3 min read.Updated: 30 Dec 2020, 12:12 PM ISTMrin Agarwal
Financial instruments for investing in India include small savings schemes, NPS, insurance products, MFs, stocks, chit funds, gold schemes, physical gold, FDs. Each have different documentation, risks and disclosures, and for most investors, it is challenging to study the minute details
As we end a tumultuous 2020, with hopes of the covid-19 vaccine driving almost all asset classes to their peak, the need for nudges to take better financial decisions stands out even more.
Three areas where investors lack the right awareness are - digital transactions, investing, and borrowing.
A simple and easy way to bring about this awareness can be through standardising documents and having pop-ups along with social responsibility built into product labelling.
At present, financial instruments for investing in India include small savings schemes, National Pension System (NPS), insurance products, mutual funds, stocks, chit funds, gold schemes, physical gold and fixed deposits. Each of these have different documentation, risks and disclosures, and most investors find it challenging to study the minute details. Moreover, they may be guided by agents to believe that a product is giving fixed and great returns, as is the case with insurance agents.
I routinely receive queries regarding pension schemes or capital guaranteed insurance plans. The XIRR (internal rate of return) on these plans is 4-5% but investors are sold these policies promising 8% return. With the falling interest rates, investors are opting for smaller banks, non-convertible debentures (NCDs) and company deposits for higher returns without being aware of the additional risks.
Trends will go out of fashion, but trend-chasing won’t. 2020 was the year of thematic investing with gold, international investing and ESG & healthcare being chosen by investors, more often to make a quick buck in the shortest period. Buying gold from e-commerce companies has become popular but there is no regulatory oversight on the product and even the holdings are audited by digital gold providers themselves.
Over the last few months, cryptocurrency trading has picked up significantly, driven by the performance of bitcoins.
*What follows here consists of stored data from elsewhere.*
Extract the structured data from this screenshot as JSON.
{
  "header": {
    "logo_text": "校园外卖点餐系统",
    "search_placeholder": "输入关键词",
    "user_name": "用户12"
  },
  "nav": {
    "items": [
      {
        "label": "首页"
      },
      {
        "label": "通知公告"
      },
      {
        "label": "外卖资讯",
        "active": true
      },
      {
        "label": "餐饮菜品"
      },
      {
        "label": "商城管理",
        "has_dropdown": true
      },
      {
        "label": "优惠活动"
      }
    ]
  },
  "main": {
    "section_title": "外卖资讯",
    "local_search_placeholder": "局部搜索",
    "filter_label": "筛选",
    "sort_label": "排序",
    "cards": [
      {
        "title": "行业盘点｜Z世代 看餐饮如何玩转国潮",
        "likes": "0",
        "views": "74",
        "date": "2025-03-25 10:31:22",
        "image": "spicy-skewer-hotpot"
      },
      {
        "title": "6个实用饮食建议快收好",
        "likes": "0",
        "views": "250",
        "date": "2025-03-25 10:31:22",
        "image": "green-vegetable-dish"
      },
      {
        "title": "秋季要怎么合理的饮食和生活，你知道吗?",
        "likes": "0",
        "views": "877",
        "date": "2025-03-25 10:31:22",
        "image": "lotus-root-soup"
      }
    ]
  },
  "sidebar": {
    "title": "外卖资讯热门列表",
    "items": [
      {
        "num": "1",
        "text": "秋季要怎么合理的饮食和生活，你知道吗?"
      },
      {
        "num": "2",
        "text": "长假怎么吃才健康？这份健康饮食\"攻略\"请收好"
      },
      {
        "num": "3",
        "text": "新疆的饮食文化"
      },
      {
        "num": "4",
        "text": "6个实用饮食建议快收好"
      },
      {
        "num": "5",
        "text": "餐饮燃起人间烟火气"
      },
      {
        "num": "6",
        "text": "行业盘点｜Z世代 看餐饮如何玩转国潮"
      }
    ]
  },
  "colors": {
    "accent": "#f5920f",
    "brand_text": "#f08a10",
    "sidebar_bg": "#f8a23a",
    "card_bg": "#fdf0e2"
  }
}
Bitcoins are not recognised by the Reserve Bank of India (RBI) and neither are there any norms regarding trading, settlement or a guarantee fund. But bitcoin trading volumes have grown by more than 500%, since March, according to data from some platforms.
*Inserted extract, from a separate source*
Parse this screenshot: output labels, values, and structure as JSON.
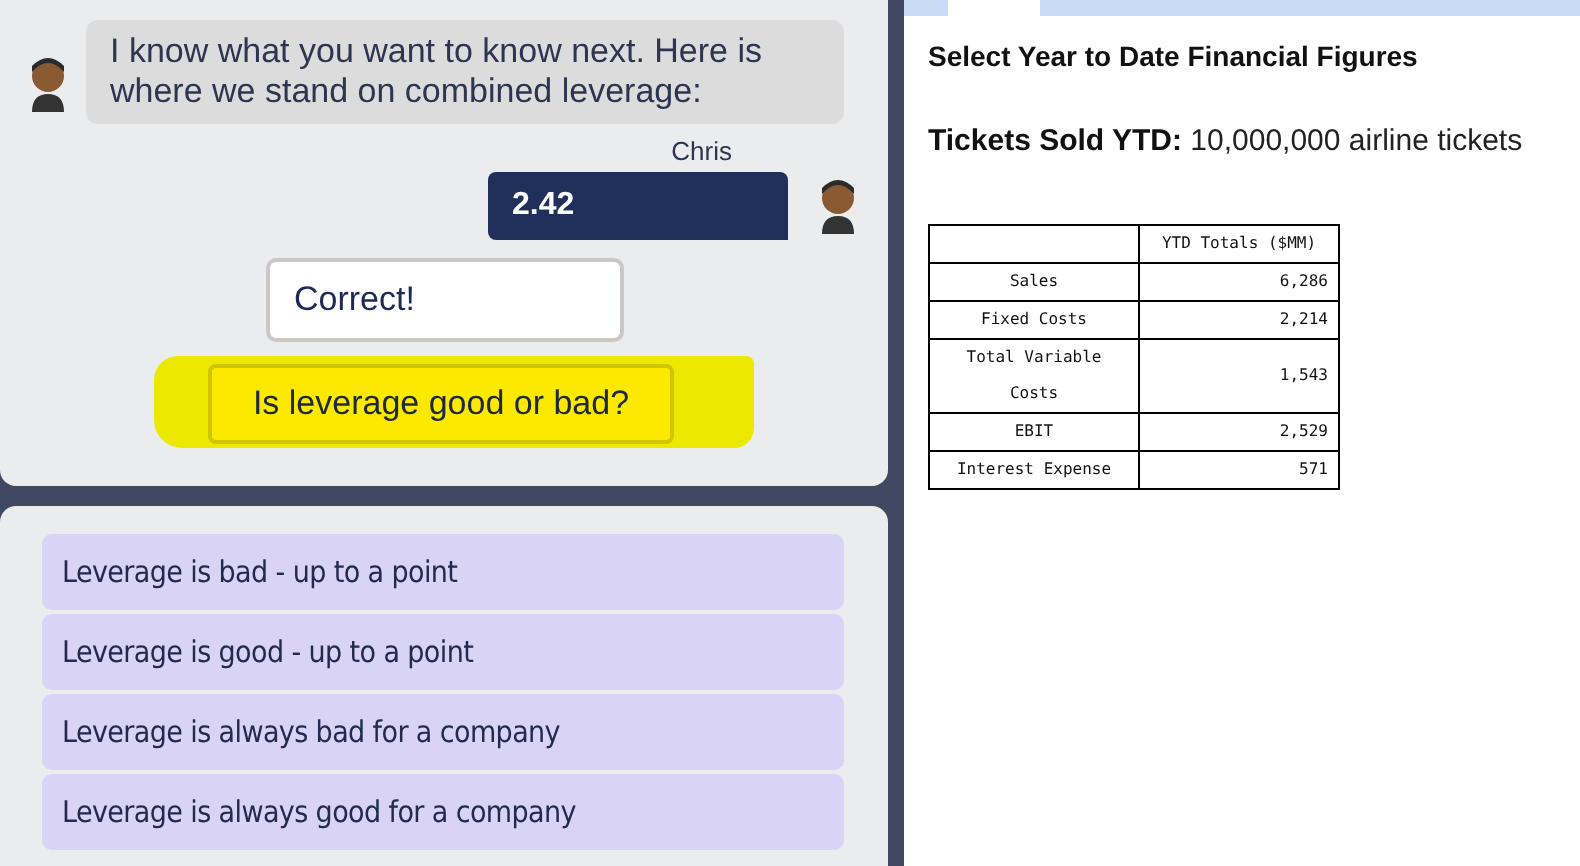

Small-ticket loans too have grown five times in two years, according to CRIF, and one hears numerous stories of harassment by fintechs firms, leading to even suicide. Many of these loan apps which disburse loans to people with low credit scores, in minutes, are not regulated. These loan apps get access to phone contacts and call family members and friends to reclaim their money. Digital frauds too are rampant with the increased usage of digital payments. Senior citizens are easy targets of these frauds.
Two nudges by the regulators, can help individuals take better financial decisions:
-- Standardizing all applications with important risk information: Every application for an financial investment, whether it is a mutual fund or insurance plan or NPS or a chit fund or digital gold should have two things in bold - the name of the regulator for the scheme and the risk level (similar to the mutual fund riskometer). If a scheme is not regulated, like digital gold or cryptocurrency, it needs to be clearly mentioned. Further, this should be signed by the investor. For online applications, this can come as a pop-up to be accepted by the investor before proceeding to invest.
There will be cases where investors sign these forms blindly and they will bear the consequences. There is a limit to how much the regulator can do.
For loans too, a similar pop-up with details of the regulator and, most importantly, the interest rate stated in percentage terms should be mentioned. For digital loan apps, details of the information which will be taken from the applicant’s phone also need to be stated, so that the applicant knows the level of risk involved.
-- Mass awareness campaigns: Individuals need to be aware that such information is present on applications, so that they can easily figure out financial instruments, which are not regulated. The use of celebrities and popular shows like Kaun Banega Crorepati to promote messages on digital fraud is laudable and should be continued to alert the public about the perils of some products like insta loans or bitcoins or gold savings schemes from jewellers.
Like cigarette companies have the social responsibly of warning people against smoking, financial companies need to have socially responsible messages. For example, loan providers should have a message to borrowers about the effect of borrowing on the application form. Similarly, insurance companies need to state that insurance is meant for covering risk.
Hopefully, the continuous focus on risk information along with mass awareness campaigns will drive home the point. And citizens would be able to assess risks involved while investing or borrowing.
(Mrin Agarwal is financial educator, founder director, Finsafe India Pvt. Ltd, and co-founder, Womantra.)